With communication often limited to correspondence between solicitors, there is scope for a relationship to deteriorate during the divorce process where issues cannot be decided upon amicably.
Many couples are not aware of the options open to them when it comes to settling disagreements in divorce or separation. A range of alternative dispute resolution processes exist and using them often means that a couple can avoid court entirely.
Negotiation, guided by an expert family lawyer, can help you understand what you might realistically expect from a divorce settlement. It is a good way of at least starting to reach agreement on certain issues and finding out where the sticking points are that may need other forms of intervention. It can involve meetings between both parties and their solicitors as well as correspondence.
Mediation is a popular way of resolving difficulties in divorce arrangements, for both financial matters and issues relating to children. In fact, it is a requirement of the courts that mediation is at least considered before legal proceedings are issued.

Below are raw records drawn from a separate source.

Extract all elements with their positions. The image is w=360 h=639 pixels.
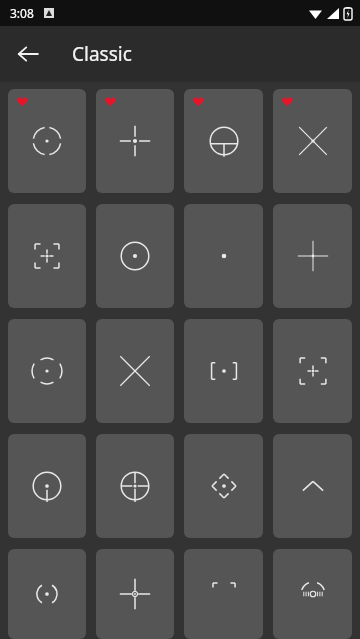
button[interactable]: Reticle 13 — [8, 434, 86, 538]
button[interactable]: Reticle 18 — [96, 549, 174, 639]
button[interactable]: Reticle 1 — [8, 89, 86, 193]
button[interactable]: Reticle 15 — [184, 434, 263, 538]
button[interactable]: Reticle 10 — [96, 319, 174, 423]
staticText: Classic — [72, 41, 132, 67]
button[interactable]: Reticle 7 — [184, 204, 263, 308]
button[interactable]: Reticle 8 — [273, 204, 352, 308]
button[interactable]: Reticle 11 — [184, 319, 263, 423]
button[interactable]: Reticle 20 — [273, 549, 352, 639]
button[interactable]: Reticle 16 — [273, 434, 352, 538]
button[interactable]: Back — [6, 32, 50, 76]
button[interactable]: Reticle 4 — [273, 89, 352, 193]
button[interactable]: Reticle 5 — [8, 204, 86, 308]
button[interactable]: Reticle 12 — [273, 319, 352, 423]
button[interactable]: Reticle 6 — [96, 204, 174, 308]
staticText: 3:08 — [10, 5, 34, 21]
button[interactable]: Reticle 3 — [184, 89, 263, 193]
button[interactable]: Reticle 14 — [96, 434, 174, 538]
button[interactable]: Reticle 17 — [8, 549, 86, 639]
button[interactable]: Reticle 19 — [184, 549, 263, 639]
button[interactable]: Reticle 9 — [8, 319, 86, 423]
button[interactable]: Reticle 2 — [96, 89, 174, 193]
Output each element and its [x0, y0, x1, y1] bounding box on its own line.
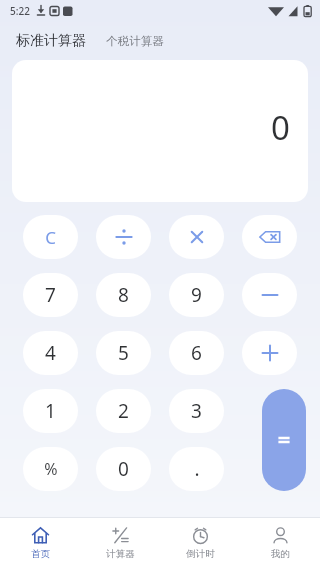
staticText: 9 — [191, 282, 202, 308]
staticText: 我的 — [271, 548, 290, 560]
staticText: 倒计时 — [186, 548, 215, 560]
staticText: 3 — [191, 398, 202, 424]
button[interactable]: Plus — [242, 331, 297, 375]
button[interactable]: 倒计时 — [160, 518, 240, 568]
staticText: 0 — [118, 456, 129, 482]
button[interactable]: 2 — [96, 389, 151, 433]
staticText: 7 — [45, 282, 56, 308]
button[interactable]: 0 — [96, 447, 151, 491]
button[interactable]: 1 — [23, 389, 78, 433]
button[interactable]: C — [23, 215, 78, 259]
button[interactable]: Backspace — [242, 215, 297, 259]
button[interactable]: Minus — [242, 273, 297, 317]
staticText: 8 — [118, 282, 129, 308]
button[interactable]: 7 — [23, 273, 78, 317]
staticText: C — [45, 226, 56, 249]
button[interactable]: 9 — [169, 273, 224, 317]
button[interactable]: 我的 — [240, 518, 320, 568]
staticText: 5:22 — [10, 4, 30, 18]
button[interactable]: 6 — [169, 331, 224, 375]
staticText: . — [194, 456, 200, 482]
button[interactable]: 4 — [23, 331, 78, 375]
staticText: 5 — [118, 340, 129, 366]
button[interactable]: Multiply — [169, 215, 224, 259]
button[interactable]: Equals — [262, 389, 306, 491]
staticText: 1 — [45, 398, 56, 424]
staticText: 6 — [191, 340, 202, 366]
button[interactable]: 标准计算器 — [14, 28, 88, 54]
button[interactable]: 8 — [96, 273, 151, 317]
staticText: 0 — [271, 105, 290, 150]
button[interactable]: Divide — [96, 215, 151, 259]
staticText: 4 — [45, 340, 56, 366]
staticText: % — [44, 458, 58, 480]
button[interactable]: % — [23, 447, 78, 491]
staticText: 个税计算器 — [106, 34, 164, 48]
staticText: 2 — [118, 398, 129, 424]
button[interactable]: 个税计算器 — [104, 30, 166, 52]
button[interactable]: 3 — [169, 389, 224, 433]
button[interactable]: 计算器 — [80, 518, 160, 568]
staticText: 首页 — [31, 548, 50, 560]
staticText: 标准计算器 — [16, 32, 86, 50]
button[interactable]: . — [169, 447, 224, 491]
staticText: 计算器 — [106, 548, 135, 560]
button[interactable]: 5 — [96, 331, 151, 375]
button[interactable]: 首页 — [0, 518, 80, 568]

The parties will sit down with a neutral mediator who will help them understand their options and explore whether there are areas of agreement. A decision can be reached between the parties, but the mediator will not impose a result on them. The process is generally faster and more cost-effective than litigation and can help the parties maintain a more amicable relationship.
Arbitration is similar to mediation, but the arbitrator can impose a binding decision on the parties, which they will be required to abide by. You can ask an arbitrator to make a ruling on all aspects of your divorce or on a single issue.
In the collaborative law process, each party will instruct a trained collaborative lawyer and the four individuals will sit down together to try and resolve matters. The lawyers will work to try and find an acceptable agreement. If the negotiations break down, the parties agree not to use their collaborative lawyer in future proceedings.
The benefits of alternative dispute resolution
Alternative dispute resolution is almost always quicker than court proceedings and often cheaper. It has proved particularly useful while courts are facing a backlog and it also avoids the risk of a hearing being called off at the last minute at great expense.
It can avoid the risk of having a result imposed on you that you did not want. It can also help the parties to work together to find an acceptable solution. This is particularly valuable when there are children involved and the parties will continue to have contact and will need to communicate and agree on issues in the future as part of their joint parenting.